In 2004, 2005 and through early 2006, the South Florida housing market was still hot and home loans of all kinds were easy to come by. Investors were pumping money into the mortgage markets and were willing to buy riskier loans in return for high yields; sometimes, it now seems clear, the risks were over the top.

“Investors signaled that they willing to buy some stupid loans, so mortgage brokers went out and wrote some stupid loans,” says Randy Johnson, president of Independence Mortgage Co. and author of “How to Save Thousands of Dollars on your Mortgage.”

For years, gains of 10 percent or more in home prices had insulated lenders from their mistakes; owners could keep up payments by tapping their growing home equity. Or they could sell at a profit.Mortgage Problems

That changed when price appreciation finally slowed to more normal levels. And now, banks have become much more cautious, and much more likely to turn down borrowers with marginal credit scores.
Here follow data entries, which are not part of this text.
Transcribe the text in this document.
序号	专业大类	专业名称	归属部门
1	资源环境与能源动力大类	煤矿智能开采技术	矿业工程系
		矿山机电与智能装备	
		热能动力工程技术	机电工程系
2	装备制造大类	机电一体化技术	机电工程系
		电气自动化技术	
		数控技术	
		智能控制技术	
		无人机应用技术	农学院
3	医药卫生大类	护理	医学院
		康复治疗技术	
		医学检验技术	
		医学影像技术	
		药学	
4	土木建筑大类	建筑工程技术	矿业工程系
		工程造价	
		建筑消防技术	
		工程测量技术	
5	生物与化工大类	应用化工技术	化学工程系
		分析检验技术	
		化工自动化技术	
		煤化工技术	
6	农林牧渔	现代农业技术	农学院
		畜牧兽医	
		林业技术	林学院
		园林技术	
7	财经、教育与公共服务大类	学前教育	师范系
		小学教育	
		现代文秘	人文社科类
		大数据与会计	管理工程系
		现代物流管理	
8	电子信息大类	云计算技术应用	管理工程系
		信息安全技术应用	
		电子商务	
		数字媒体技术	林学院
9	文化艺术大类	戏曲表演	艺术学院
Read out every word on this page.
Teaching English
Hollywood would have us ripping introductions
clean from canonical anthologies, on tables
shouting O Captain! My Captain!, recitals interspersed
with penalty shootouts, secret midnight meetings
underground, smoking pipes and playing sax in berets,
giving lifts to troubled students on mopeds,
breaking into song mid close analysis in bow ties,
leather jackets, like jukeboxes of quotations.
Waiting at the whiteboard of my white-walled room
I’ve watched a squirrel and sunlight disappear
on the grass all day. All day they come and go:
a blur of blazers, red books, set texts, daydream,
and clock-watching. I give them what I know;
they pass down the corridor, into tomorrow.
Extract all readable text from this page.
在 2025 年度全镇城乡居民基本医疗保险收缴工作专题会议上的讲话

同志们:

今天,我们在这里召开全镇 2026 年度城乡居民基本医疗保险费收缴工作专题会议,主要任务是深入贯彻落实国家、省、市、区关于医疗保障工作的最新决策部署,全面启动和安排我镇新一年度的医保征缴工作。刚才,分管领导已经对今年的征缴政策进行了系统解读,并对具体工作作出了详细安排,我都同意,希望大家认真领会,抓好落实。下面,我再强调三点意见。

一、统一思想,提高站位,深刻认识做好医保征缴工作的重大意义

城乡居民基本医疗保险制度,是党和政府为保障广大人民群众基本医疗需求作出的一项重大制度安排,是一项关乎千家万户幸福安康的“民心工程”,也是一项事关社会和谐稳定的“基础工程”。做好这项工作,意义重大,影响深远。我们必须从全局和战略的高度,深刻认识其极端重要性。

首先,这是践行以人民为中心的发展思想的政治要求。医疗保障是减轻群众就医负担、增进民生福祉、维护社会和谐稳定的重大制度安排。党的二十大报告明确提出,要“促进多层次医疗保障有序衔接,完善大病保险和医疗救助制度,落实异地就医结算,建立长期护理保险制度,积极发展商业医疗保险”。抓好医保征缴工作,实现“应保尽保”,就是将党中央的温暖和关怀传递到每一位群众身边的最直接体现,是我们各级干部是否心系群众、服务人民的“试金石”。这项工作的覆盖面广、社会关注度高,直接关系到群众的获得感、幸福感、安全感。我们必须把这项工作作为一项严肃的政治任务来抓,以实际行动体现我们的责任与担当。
Plus, the subprime lending industry itself is undergoing a shake-out with many lenders exiting the scene. Because of stiff losses from non-performing loans, more than 20 have either already closed their doors or are scrambling to find added financial backing. Fewer industry players will also dry up some liquidity.

Fewer apply for mortgages
Meanwhile, late last month Freddie Mac announced more restrictive standards for subprime mortgages. It will no longer buy hybrid adjustable-rate loans that will have a high likelihood of failure when their rates reset at much higher rates later. This is likely to further restrict the source of funds for subprime loans.

And others are following Freddie Mac’s lead by scrutinizing applicants more carefully.

At a Senate Banking Committee hearing last Thursday, Laurent Bossard, CEO of WMC Mortgage, said his company has made many improvements over the past 12 months to reduce subprime loan risk, including restricting subprime hybrid ARM loans to those borrowers the bank judges are able to make payments based on higher reset rates rather than the initial low “teaser” rates.

Other lenders, such as Countrywide Financial and First Franklin, have also pledged to maintain high underwriting standards.

All these factors will make it much harder for borrowers with damaged or thin credit scores to qualify for loans. For prime borrowers, the picture is less clear, though most likely few will have trouble finding a loan. But will the terms be as favorable?

Rates fall
According to Patrick Newport, an economist with Global Insight, a provider of financial news coverage and analysis, the subprime crisis has had little negative impact on prime markets.

“If you look at the 30-year fixed [Florida mortgages], rates have been dropping,” he said. “I’m surprised that the 30-year rates have not edged up and it’s probably because subprime problems don’t affect most borrowers.”